Wednesday, January 13, 2010

Good Day, Not Telling the Truth, Dates, Creeper, Creeper Plays Bingo

Day 139

Today was a remarkably good day. I didn't stab myself or go on any awkward pseudo-dates. It was the kind of day when you opened your blinds and danced to music and in your mind you think you look like you were one of the leads in Dirty Dancing. I was, you know, insane. After my glee festival I packed off and headed to something called a "Brown Bag Lunch" which meant, bring your own damn food if you wanna eat, the Writing Department can't afford to pay to remove the asbestos from the walls let alone give out free lunches. Hopefully the toxicity of the the asbestos-filled air makes us better writers or at least delusional enough to think that we are amazing writers instead of just killing us slowly.

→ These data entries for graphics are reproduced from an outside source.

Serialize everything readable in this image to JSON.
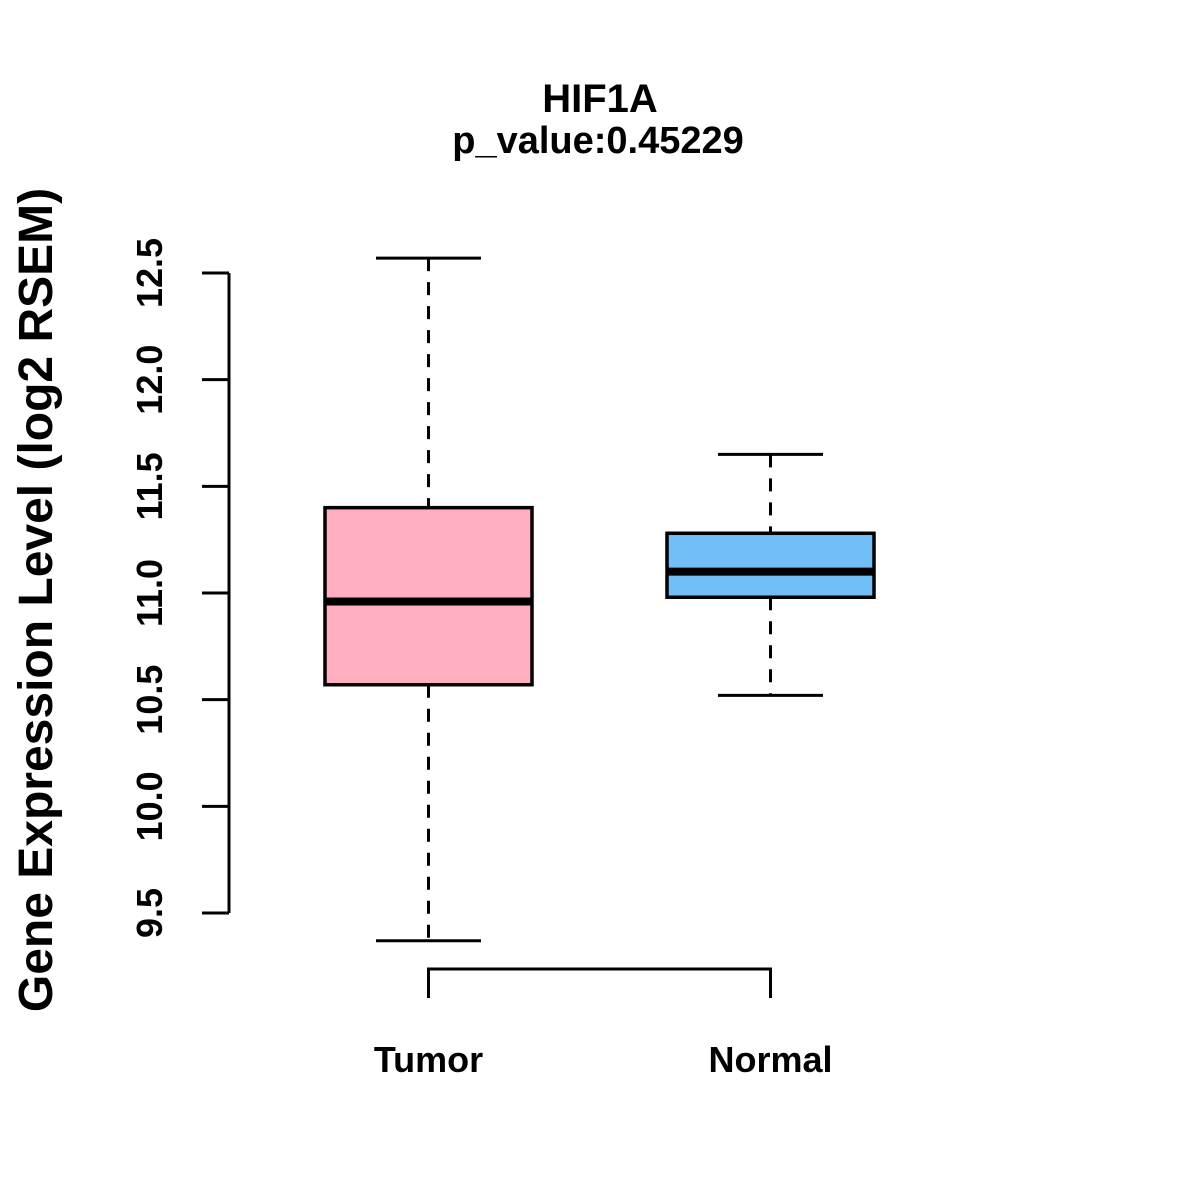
{
  "page": {
    "background_color": "#ffffff",
    "foreground_color": "#000000"
  },
  "chart_data": {
    "type": "boxplot",
    "title": "HIF1A",
    "subtitle": "p_value:0.45229",
    "ylabel": "Gene Expression Level (log2 RSEM)",
    "xlabel": "",
    "categories": [
      "Tumor",
      "Normal"
    ],
    "yticks": [
      9.5,
      10.0,
      10.5,
      11.0,
      11.5,
      12.0,
      12.5
    ],
    "ylim": [
      9.3,
      12.62
    ],
    "grid": false,
    "legend": null,
    "stroke_color": "#000000",
    "series": [
      {
        "name": "Tumor",
        "whisker_low": 9.37,
        "q1": 10.57,
        "median": 10.96,
        "q3": 11.4,
        "whisker_high": 12.57,
        "fill": "#ffafc0"
      },
      {
        "name": "Normal",
        "whisker_low": 10.52,
        "q1": 10.98,
        "median": 11.1,
        "q3": 11.28,
        "whisker_high": 11.65,
        "fill": "#72bef6"
      }
    ]
  }
}
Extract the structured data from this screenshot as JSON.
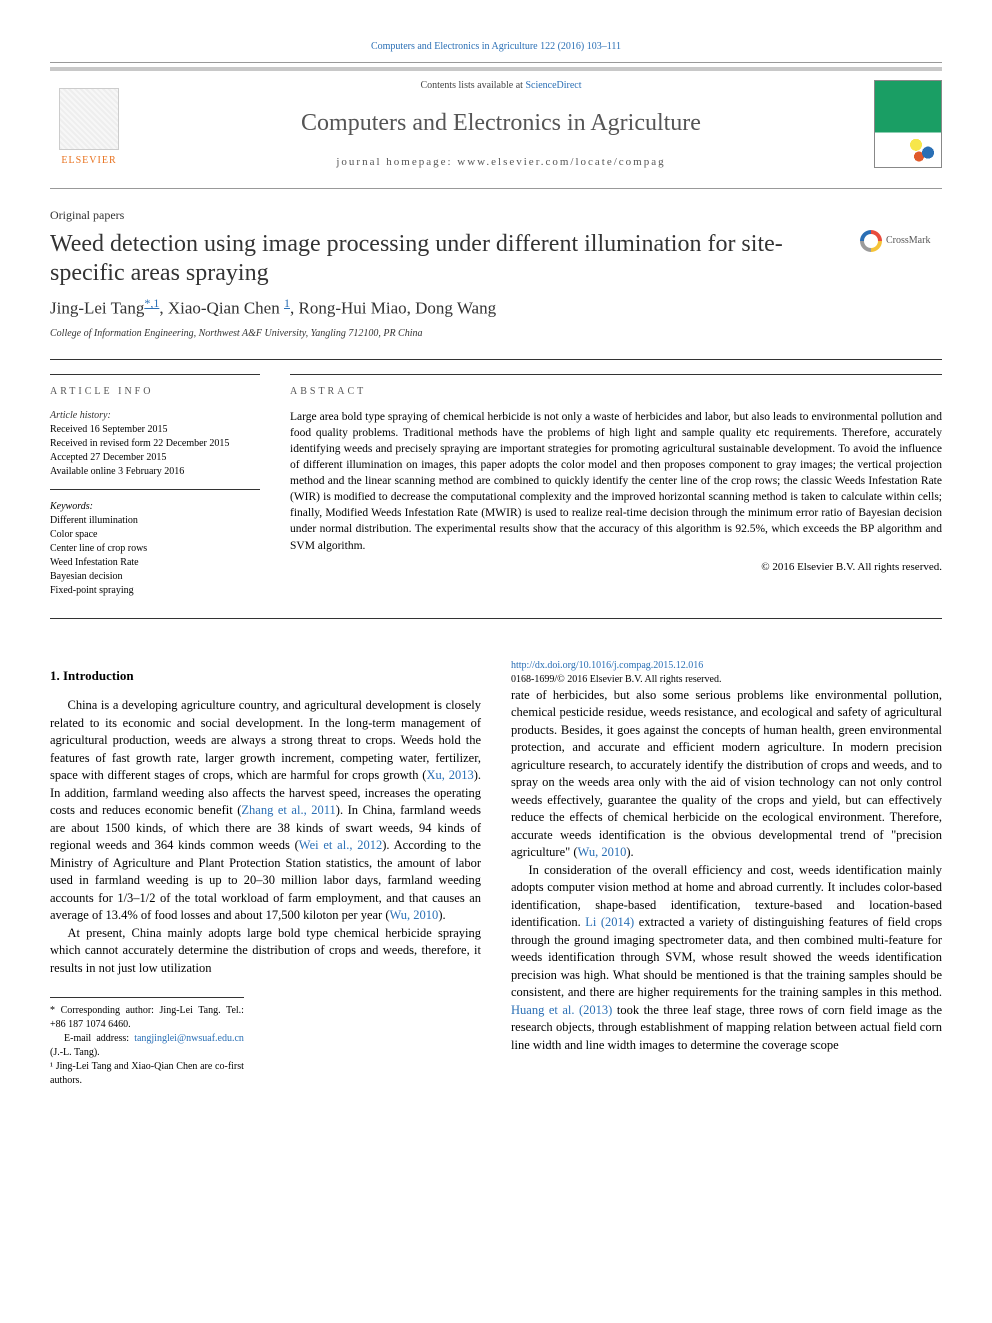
{
  "citation": "Computers and Electronics in Agriculture 122 (2016) 103–111",
  "header": {
    "contents_prefix": "Contents lists available at ",
    "contents_link": "ScienceDirect",
    "journal": "Computers and Electronics in Agriculture",
    "homepage_prefix": "journal homepage: ",
    "homepage": "www.elsevier.com/locate/compag",
    "publisher": "ELSEVIER"
  },
  "article": {
    "section": "Original papers",
    "title": "Weed detection using image processing under different illumination for site-specific areas spraying",
    "crossmark": "CrossMark",
    "authors_html": "Jing-Lei Tang",
    "corr_marks": "*,1",
    "authors_rest": ", Xiao-Qian Chen",
    "corr_mark2": "1",
    "authors_tail": ", Rong-Hui Miao, Dong Wang",
    "affiliation": "College of Information Engineering, Northwest A&F University, Yangling 712100, PR China"
  },
  "info": {
    "header": "article info",
    "history_label": "Article history:",
    "received": "Received 16 September 2015",
    "revised": "Received in revised form 22 December 2015",
    "accepted": "Accepted 27 December 2015",
    "online": "Available online 3 February 2016",
    "keywords_label": "Keywords:",
    "keywords": [
      "Different illumination",
      "Color space",
      "Center line of crop rows",
      "Weed Infestation Rate",
      "Bayesian decision",
      "Fixed-point spraying"
    ]
  },
  "abstract": {
    "header": "abstract",
    "text": "Large area bold type spraying of chemical herbicide is not only a waste of herbicides and labor, but also leads to environmental pollution and food quality problems. Traditional methods have the problems of high light and sample quality etc requirements. Therefore, accurately identifying weeds and precisely spraying are important strategies for promoting agricultural sustainable development. To avoid the influence of different illumination on images, this paper adopts the color model and then proposes component to gray images; the vertical projection method and the linear scanning method are combined to quickly identify the center line of the crop rows; the classic Weeds Infestation Rate (WIR) is modified to decrease the computational complexity and the improved horizontal scanning method is taken to calculate within cells; finally, Modified Weeds Infestation Rate (MWIR) is used to realize real-time decision through the minimum error ratio of Bayesian decision under normal distribution. The experimental results show that the accuracy of this algorithm is 92.5%, which exceeds the BP algorithm and SVM algorithm.",
    "copyright": "© 2016 Elsevier B.V. All rights reserved."
  },
  "body": {
    "h1": "1. Introduction",
    "p1a": "China is a developing agriculture country, and agricultural development is closely related to its economic and social development. In the long-term management of agricultural production, weeds are always a strong threat to crops. Weeds hold the features of fast growth rate, larger growth increment, competing water, fertilizer, space with different stages of crops, which are harmful for crops growth (",
    "p1_link1": "Xu, 2013",
    "p1b": "). In addition, farmland weeding also affects the harvest speed, increases the operating costs and reduces economic benefit (",
    "p1_link2": "Zhang et al., 2011",
    "p1c": "). In China, farmland weeds are about 1500 kinds, of which there are 38 kinds of swart weeds, 94 kinds of regional weeds and 364 kinds common weeds (",
    "p1_link3": "Wei et al., 2012",
    "p1d": "). According to the Ministry of Agriculture and Plant Protection Station statistics, the amount of labor used in farmland weeding is up to 20–30 million labor days, farmland weeding accounts for 1/3–1/2 of the total workload of farm employment, and that causes an average of 13.4% of food losses and about 17,500 kiloton per year (",
    "p1_link4": "Wu, 2010",
    "p1e": ").",
    "p2": "At present, China mainly adopts large bold type chemical herbicide spraying which cannot accurately determine the distribution of crops and weeds, therefore, it results in not just low utilization",
    "p3a": "rate of herbicides, but also some serious problems like environmental pollution, chemical pesticide residue, weeds resistance, and ecological and safety of agricultural products. Besides, it goes against the concepts of human health, green environmental protection, and accurate and efficient modern agriculture. In modern precision agriculture research, to accurately identify the distribution of crops and weeds, and to spray on the weeds area only with the aid of vision technology can not only control weeds effectively, guarantee the quality of the crops and yield, but can effectively reduce the effects of chemical herbicide on the ecological environment. Therefore, accurate weeds identification is the obvious developmental trend of \"precision agriculture\" (",
    "p3_link1": "Wu, 2010",
    "p3b": ").",
    "p4a": "In consideration of the overall efficiency and cost, weeds identification mainly adopts computer vision method at home and abroad currently. It includes color-based identification, shape-based identification, texture-based and location-based identification. ",
    "p4_link1": "Li (2014)",
    "p4b": " extracted a variety of distinguishing features of field crops through the ground imaging spectrometer data, and then combined multi-feature for weeds identification through SVM, whose result showed the weeds identification precision was high. What should be mentioned is that the training samples should be consistent, and there are higher requirements for the training samples in this method. ",
    "p4_link2": "Huang et al. (2013)",
    "p4c": " took the three leaf stage, three rows of corn field image as the research objects, through establishment of mapping relation between actual field corn line width and line width images to determine the coverage scope"
  },
  "footnotes": {
    "corr_label": "* Corresponding author: Jing-Lei Tang. Tel.: +86 187 1074 6460.",
    "email_label": "E-mail address: ",
    "email": "tangjinglei@nwsuaf.edu.cn",
    "email_tail": " (J.-L. Tang).",
    "cofirst": "¹ Jing-Lei Tang and Xiao-Qian Chen are co-first authors."
  },
  "doi": {
    "link": "http://dx.doi.org/10.1016/j.compag.2015.12.016",
    "issn": "0168-1699/© 2016 Elsevier B.V. All rights reserved."
  },
  "colors": {
    "link": "#2a6fb5",
    "publisher": "#e8721f"
  }
}
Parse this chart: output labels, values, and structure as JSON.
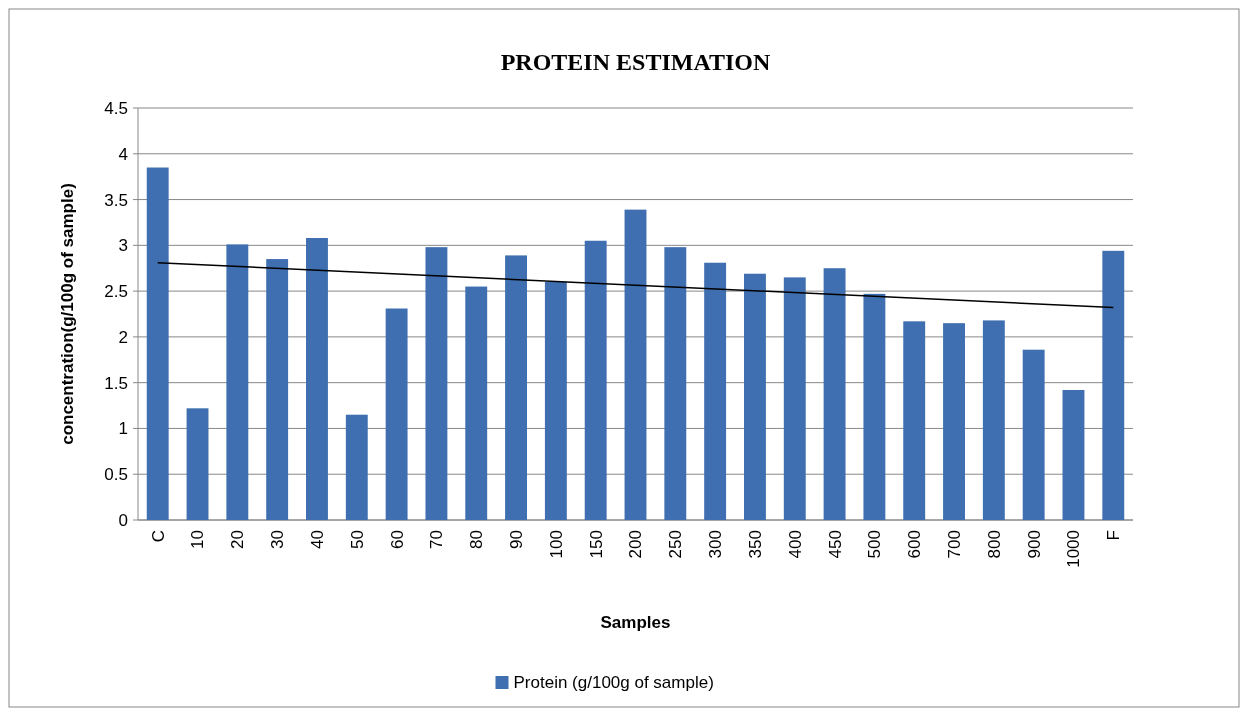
{
  "chart_data": {
    "type": "bar",
    "title": "PROTEIN ESTIMATION",
    "xlabel": "Samples",
    "ylabel": "concentration(g/100g of sample)",
    "categories": [
      "C",
      "10",
      "20",
      "30",
      "40",
      "50",
      "60",
      "70",
      "80",
      "90",
      "100",
      "150",
      "200",
      "250",
      "300",
      "350",
      "400",
      "450",
      "500",
      "600",
      "700",
      "800",
      "900",
      "1000",
      "F"
    ],
    "series": [
      {
        "name": "Protein (g/100g of sample)",
        "color": "#3f6fb0",
        "values": [
          3.85,
          1.22,
          3.01,
          2.85,
          3.08,
          1.15,
          2.31,
          2.98,
          2.55,
          2.89,
          2.6,
          3.05,
          3.39,
          2.98,
          2.81,
          2.69,
          2.65,
          2.75,
          2.47,
          2.17,
          2.15,
          2.18,
          1.86,
          1.42,
          2.94
        ]
      },
      {
        "type": "line",
        "color": "#000000",
        "x": [
          "C",
          "F"
        ],
        "values": [
          2.81,
          2.32
        ]
      }
    ],
    "ylim": [
      0,
      4.5
    ],
    "yticks": [
      0,
      0.5,
      1,
      1.5,
      2,
      2.5,
      3,
      3.5,
      4,
      4.5
    ],
    "grid": "y",
    "legend": "bottom"
  }
}
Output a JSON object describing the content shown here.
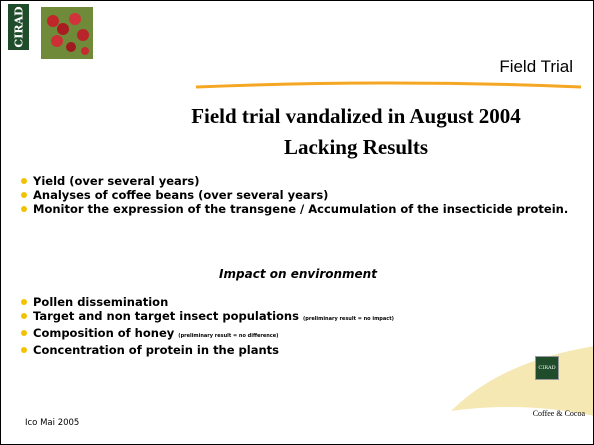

Anyway, I went to this lunch that wasn't a lunch to find that it was my fellow students in the Creative Writing program discussing the program and their likes and dislikes so far. There was one lady from the undergrad program who said that she didn't feel like there was any sort of camaraderie or "networking" going on. Some people say that you should always tell the truth and I used to believe that until today. How do you tell this woman that the reason she doesn't get invited to things or "networks" with her fellow students is because she is older and they are too stupid to realize the value of older people (they usually have something interesting that has happened to them and makes for a good story that usually starts out with, "When I was addicted to PCP, I...). Also, they are afraid of her and see her eagerness to be back in school as an air of superiority. And, if you don't put yourself out there don't expect anyone to come and invite you to their goddamn birthday party or anything. Plus, she is a suck up and nobody likes suck ups (Note: In Canada a suck up or kiss ass is called a "keener").

So, at supper tonight not only did I move seats to sit closer to the guy that I went on a horrid pseudo-date with but I asked him out. Apparently, it's not just him that didn't register that when I went to the movies with him I leaned as far as I could away from him and kept my hands to myself I obviously didn't realize what it meant either. Geez, now I have to sit through another movie with this guy. Cripes. I suppose I could cancel but how rude is it when you invite someone out and then you are the one who cancels? Ahh, I never claimed to be polite.

Tonight I had to work at the pub with my friend and our co-worker who is a large, African guy who is in his 10th year of getting a PhD and has a penchant for saying the most inappropriate thing possible at all times. This inappropriateness often starts with, "Tell me about your love life..." This usually gets him into trouble with female co-workers but not with me and my friend who was working tonight, we've come to enjoy his nastiness. Well, except his ass crack sticking out of his pants and the way that he tells me that I am fat and should go to the gym but other than that he is a the perfect creepy old guy AND he super dumb which is quite humourous.

But, tonight was special. The manager thought it would be a great idea to host a bingo night at the pub as a way to draw in customers. I wonder if he has ever been actually seen the types who play bingo. My friend, myself and the creeper co-worker and we were the only ones playing. Technically, we couldn't even win the shitty prizes (promo stuff from beer companies) but, I stole a shirt. So, as we are playing, the creeper is shouting out the following phrases:

"Yeah, faster, faster."
"That's what I want. Yeah."
"Give it to me."
"Yes! Yes! Yes!"
"That feels good."
"I like to play hard."
And my favorite, the inexplicable, "I am coommmmmmmmmming." Why would anyone scream this when they are playing bingo? Well, unless...

So, all said it was a pretty good day nothing like morning insanity and dirty bingo.